Examples of Seller Transition Period in a sentence
Buyer’s provision of the Seller Transition Services during the Seller Transition Period shall not confer upon Buyer, or imply or be construed as vesting in Buyer, any ownership or management rights with respect to the Excluded Assets, and Seller shall at all times be the owner of the Excluded Assets with all the rights of, and responsibility for, the management and ownership of the Excluded Assets and all activities ancillary or incident thereto.
Buyer and Seller shall each use commercially reasonable efforts in connection with the provision and use of Buyer Services and Seller Services to ensure that the Buyer Transition Period and Seller Transition Period are each terminated as soon as reasonably practicable following the Closing Date.
At any time during the Seller Transition Period, Seller may terminate any particular Buyer Service received hereunder with fourteen (14) days’ prior notice without affecting the remaining Buyer Services not so terminated.
Buyer agrees that during the Seller Transition Period, without the consent of the Seller, which consent will not be unreasonably withheld, delayed or conditioned, it will not make any changes to its internal control structure that would reasonably be expected to adversely affect Seller’s 34 Act filings with the SEC or compliance with Xxxxxxxx-Xxxxx requirements.

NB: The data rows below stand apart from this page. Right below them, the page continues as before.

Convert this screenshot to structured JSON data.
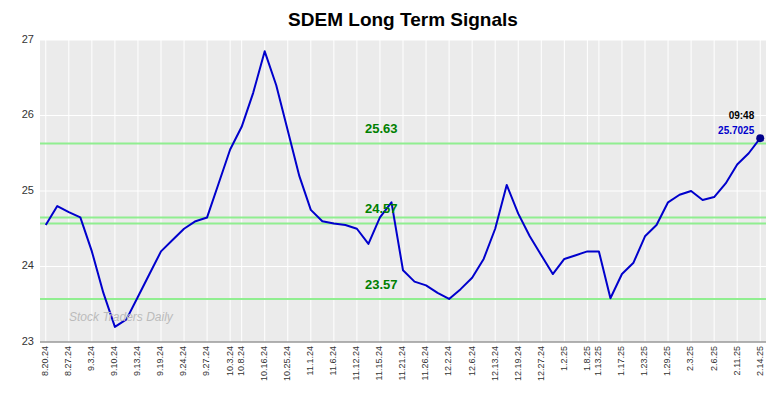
{
  "chart_data": {
    "type": "line",
    "title": "SDEM Long Term Signals",
    "categories": [
      "8.20.24",
      null,
      "8.27.24",
      null,
      "9.3.24",
      null,
      "9.10.24",
      null,
      "9.13.24",
      null,
      "9.19.24",
      null,
      "9.24.24",
      null,
      "9.27.24",
      null,
      "10.3.24",
      "10.8.24",
      null,
      "10.16.24",
      null,
      "10.25.24",
      null,
      "11.1.24",
      null,
      "11.6.24",
      null,
      "11.12.24",
      null,
      "11.15.24",
      null,
      "11.21.24",
      null,
      "11.26.24",
      null,
      "12.2.24",
      null,
      "12.6.24",
      null,
      "12.13.24",
      null,
      "12.19.24",
      null,
      "12.27.24",
      null,
      "1.2.25",
      null,
      "1.8.25",
      "1.13.25",
      null,
      "1.17.25",
      null,
      "1.23.25",
      null,
      "1.29.25",
      null,
      "2.3.25",
      null,
      "2.6.25",
      null,
      "2.11.25",
      null,
      "2.14.25"
    ],
    "series": [
      {
        "color": "#0000cc",
        "values": [
          24.55,
          24.8,
          24.72,
          24.65,
          24.2,
          23.65,
          23.2,
          23.3,
          23.6,
          23.9,
          24.2,
          24.35,
          24.5,
          24.6,
          24.65,
          25.1,
          25.55,
          25.85,
          26.3,
          26.85,
          26.4,
          25.8,
          25.2,
          24.75,
          24.6,
          24.57,
          24.55,
          24.5,
          24.3,
          24.65,
          24.85,
          23.95,
          23.8,
          23.75,
          23.65,
          23.57,
          23.7,
          23.85,
          24.1,
          24.5,
          25.08,
          24.7,
          24.4,
          24.15,
          23.9,
          24.1,
          24.15,
          24.2,
          24.2,
          23.58,
          23.9,
          24.05,
          24.4,
          24.55,
          24.85,
          24.95,
          25.0,
          24.88,
          24.92,
          25.1,
          25.35,
          25.5,
          25.7
        ]
      }
    ],
    "ylim": [
      23.0,
      27.0
    ],
    "yticks": [
      23,
      24,
      25,
      26,
      27
    ],
    "grid": true,
    "plot_background": "#ebebeb",
    "reference_lines": [
      {
        "value": 25.63,
        "label": "25.63"
      },
      {
        "value": 24.57,
        "label": "24.57"
      },
      {
        "value": 23.57,
        "label": "23.57"
      },
      {
        "value": 24.65
      }
    ],
    "reference_line_color": "#90ee90",
    "reference_label_color": "#008000",
    "last_point": {
      "color": "#00008b",
      "time_label": "09:48",
      "time_color": "#000000",
      "price_label": "25.7025",
      "price_color": "#0000cc"
    },
    "watermark": {
      "text": "Stock Traders Daily",
      "color": "#bbbbbb"
    }
  }
}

This Agreement will commence on the Effective Date and, unless earlier terminated in accordance with the terms hereof, shall extend for the later of the duration of the Buyer Transition Period or the Seller Transition Period (the “Term”).
During the Seller Transition Period, Buyer agrees to provide, or cause to be provided by its Affiliates or agents, to Seller the services identified on Exhibit 5.9(b) attached hereto (the “Buyer Services,” and together with the Seller Services, the “Services”) in a manner substantially consistent with the provision of those Buyer Services by RH and its Subsidiaries to Seller prior to the Closing Date.